Keep the following facts in mind while closing your loan to save yourself from sudden unforeseen troubles. This includes:

1. If you are foreclosing on your loan, you should notify your bank representative and check for any unpaid levies or penalties. Many banks charge between one and five per cent of the outstanding loan balance. Also, once you have paid it off, check whether you have submitted all the required documents to support your loan repayment and whether the bank has returned all documents to you in compliance with the loan agreement.

2. Many banks and financial institutions that are offering home and vehicle loans place a lien on the collateral to avoid losses from bad loans. Not many people know that a lien is the legal right of the banker (or any creditor) to sell the collateralized asset of the borrower in the event of non-payment of the loan amount. It would be wise for the borrower to visit the banker’s office and get the lien removed. Credit then issues a No Objection Certificate (NOC), which means that the debtor has paid all the dues and does not need to pay anything further. Also, the creditor no longer has any right over the property or collateral.

3. In case of home loans, borrowers are satisfied with getting back the documents of their respective properties.

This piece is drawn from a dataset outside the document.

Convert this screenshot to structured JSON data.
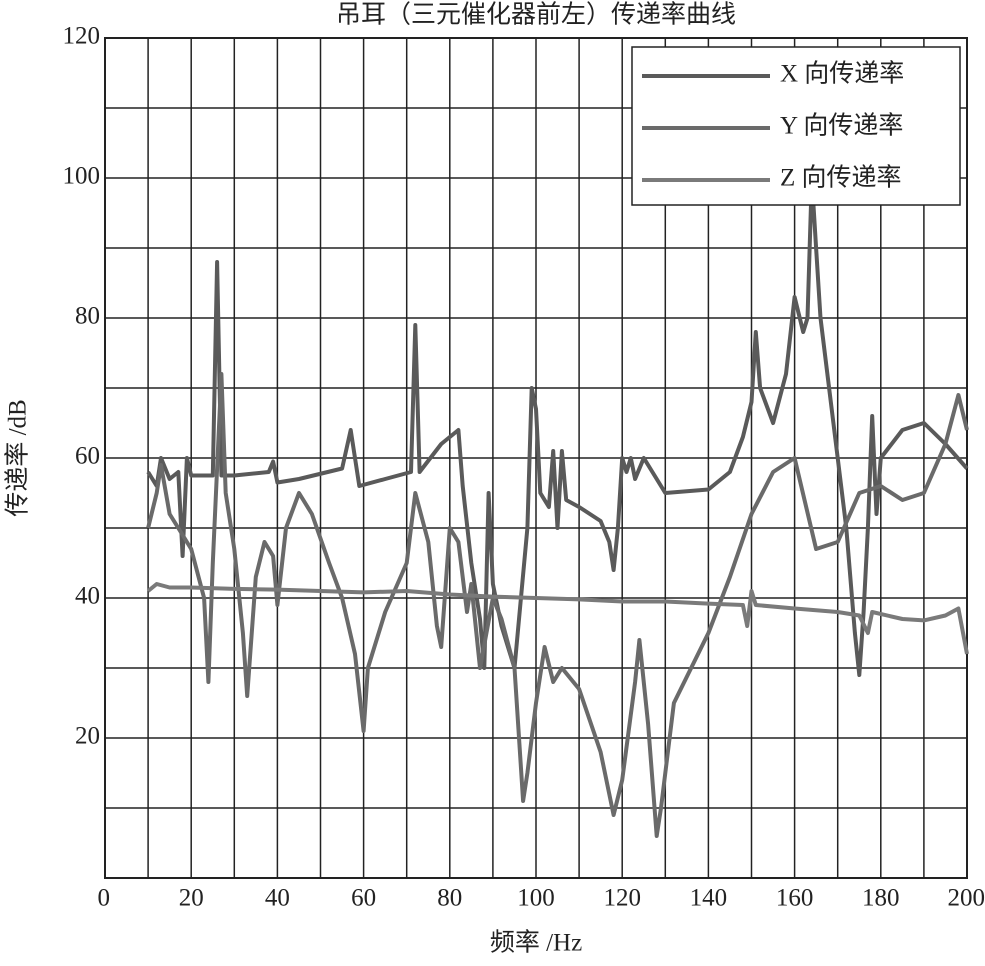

However, they should seek a detailed description of all the transactions related to the asset called non-encumbrance certificate to ensure zero liabilities on the part of borrowers and creditors in future.

4. Taking a loan affects your credit score. Repaying it on time or prepaying the loan amount reflects your credit score, thus, making you more eligible for another loan in future. The borrower should ask the bank to update the CIBIL score on the site. Though it takes time, borrowers should make efforts in this direction to avoid difficulties while borrowing in future.

Taking a loan means taking a loan and inviting the possibility of losing its assets (kept as collateral) to the creditor. Hence borrowers should ensure that all documents are in place and no part of the entire loan process should be left incomplete or at the mercy of the creditor. After the loan is repaid, borrowers should note that the creditors (banks or non-banking financial companies) have any right to the collateral deposited by the borrower.